Подлинные произведения искусства «ведут читателя действительно “на чистую волю” духа и наполнены “тайным благородством”» («О книге Сергея Пылева “На чистую волю”»). Иногда ощущение «чистой воли» выходит за рамки произведения и становится «аурой» человека, охватывая и его дом, и даже местность вокруг него. Об этом – очерк «О чём говорит полесский дуб… Встреча с писателем Вениамином Бычковским». Здесь автор пережила такое впечатление от Дома – хранителя древностей: «Душа обмирает, уходит в пятки от увиденного, чтобы снова возродиться. Тебя охватывают, обволакивают энергии и излучения икон, множества книг, камней и минералов, колоколов, колокольчиков, бубенцов, необъяснимого содержания тщательно отшлифованных древесных сучков и цельных кусочков дерева, отливающих тёплым блеском, рушников с вышитыми красными нитями белорусскими орнаментами, старинной полесской керамики, расставленной на полочках, картинами». А живущий в этом доме писатель так слышит само биение сердца бытия в самом себе и в мире: «Какая-то огромная мощь чудится мне на родине, какая-то животворная сила, которой надо коснуться, чтобы она проломила “стену” в моём сознании. Смотришь на старый дом, и он вдруг в какой-то миг останавливает ход времени, точно время провалилось в Вечность и утянуло твоё сознание за собой… И тут чудо! Свежесть и ясность во всём, что окружает тебя! Нет привычного времени, нет привычного порядка… Всё в безграничном пространстве!». Вот такое мироощущение рождает тот удивительный мир древнего «лада» (В.И. Белов) традиционной культуры, который мы утратили во внешней обстановке своей жизни, но ещё способны нести в своём сердце и передавать другим.
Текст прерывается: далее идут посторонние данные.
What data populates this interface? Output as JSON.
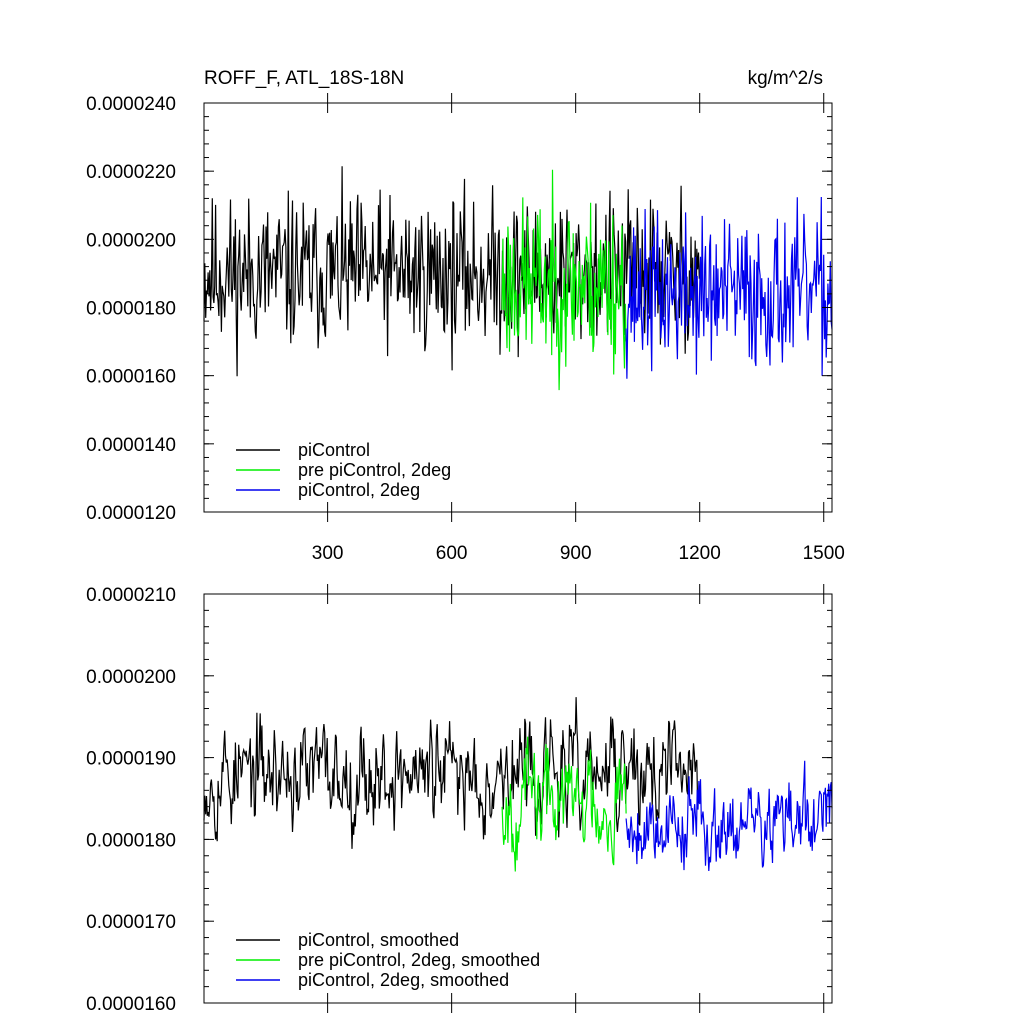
{
  "chart_data": [
    {
      "type": "line",
      "title_left": "ROFF_F, ATL_18S-18N",
      "title_right": "kg/m^2/s",
      "xlim": [
        1,
        1520
      ],
      "ylim": [
        1.2e-05,
        2.4e-05
      ],
      "ytick_values": [
        1.2e-05,
        1.4e-05,
        1.6e-05,
        1.8e-05,
        2e-05,
        2.2e-05,
        2.4e-05
      ],
      "ytick_labels": [
        "0.0000120",
        "0.0000140",
        "0.0000160",
        "0.0000180",
        "0.0000200",
        "0.0000220",
        "0.0000240"
      ],
      "xtick_values": [
        300,
        600,
        900,
        1200,
        1500
      ],
      "xtick_labels": [
        "300",
        "600",
        "900",
        "1200",
        "1500"
      ],
      "xtick_labels_visible": true,
      "legend_position": "bottom-left",
      "series": [
        {
          "name": "piControl",
          "color": "#000000",
          "x_start": 1,
          "x_end": 1200,
          "mean": 1.9e-05,
          "amplitude": 1.1e-06,
          "seed": 11
        },
        {
          "name": "pre piControl, 2deg",
          "color": "#00ee00",
          "x_start": 722,
          "x_end": 1022,
          "mean": 1.87e-05,
          "amplitude": 1.2e-06,
          "seed": 23
        },
        {
          "name": "piControl, 2deg",
          "color": "#0000ee",
          "x_start": 1022,
          "x_end": 1520,
          "mean": 1.84e-05,
          "amplitude": 1.1e-06,
          "seed": 37
        }
      ]
    },
    {
      "type": "line",
      "xlim": [
        1,
        1520
      ],
      "ylim": [
        1.6e-05,
        2.1e-05
      ],
      "ytick_values": [
        1.6e-05,
        1.7e-05,
        1.8e-05,
        1.9e-05,
        2e-05,
        2.1e-05
      ],
      "ytick_labels": [
        "0.0000160",
        "0.0000170",
        "0.0000180",
        "0.0000190",
        "0.0000200",
        "0.0000210"
      ],
      "xtick_values": [
        300,
        600,
        900,
        1200,
        1500
      ],
      "xtick_labels": [],
      "xtick_labels_visible": false,
      "legend_position": "bottom-left",
      "series": [
        {
          "name": "piControl, smoothed",
          "color": "#000000",
          "x_start": 1,
          "x_end": 1200,
          "mean": 1.88e-05,
          "amplitude": 6e-07,
          "seed": 53
        },
        {
          "name": "pre piControl, 2deg, smoothed",
          "color": "#00ee00",
          "x_start": 722,
          "x_end": 1022,
          "mean": 1.85e-05,
          "amplitude": 6e-07,
          "seed": 67
        },
        {
          "name": "piControl, 2deg, smoothed",
          "color": "#0000ee",
          "x_start": 1022,
          "x_end": 1520,
          "mean": 1.82e-05,
          "amplitude": 5e-07,
          "seed": 79
        }
      ]
    }
  ]
}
Следующий очерк «Вдохновенный образ истории. О книге Евгения Живоглода “Сказание о русах”» – о том, как этот древний священный «лад» народного бытия может храниться в нашей памяти и передаваться вещим поэтическим словом. И вновь автор книги предстаёт и глубоким мыслителем, и вдохновенным поэтом в одном лице, написав такие строки: «Будучи не в силах что-то поменять в своём герое, поэт стоит на позициях соборности, отталкивается от мирового, совокупного, божественного, сердечно-тайного и принципиально безграничного видения роли своего героя, который удивительно связан с человеческими судьбами и увязан в одно целое с божеским миром. Теперь редко встретишь в художественной литературе такое обширное и высокое созерцание, она потеряла его или отвыкла от него. Само время стало как будто подменным, словно перестало быть временем вообще, справедливо иногда называемое безвременьем, а оно, безвременье, таким образом, легко становится духовным убийцей. В таких условиях подлинная художественная литература берёт на себя функцию удержания живого, преодолевая гибельную энтропию, тягостное отсутствие взлётов через духовный подвиг художника, что равно возврату к жизни».
Русский художник, совершающий духовный подвиг – не с этим миром корысти и пустоты, а с миром горним, но уже имеющим своё конкретное воплощение на земле – «с непостижимым для сухого, жёсткого ума, но понятным и принимаемым теми, кто знает о русском служении, покаянии, объединении во имя Бога понятии “Святая Русь”».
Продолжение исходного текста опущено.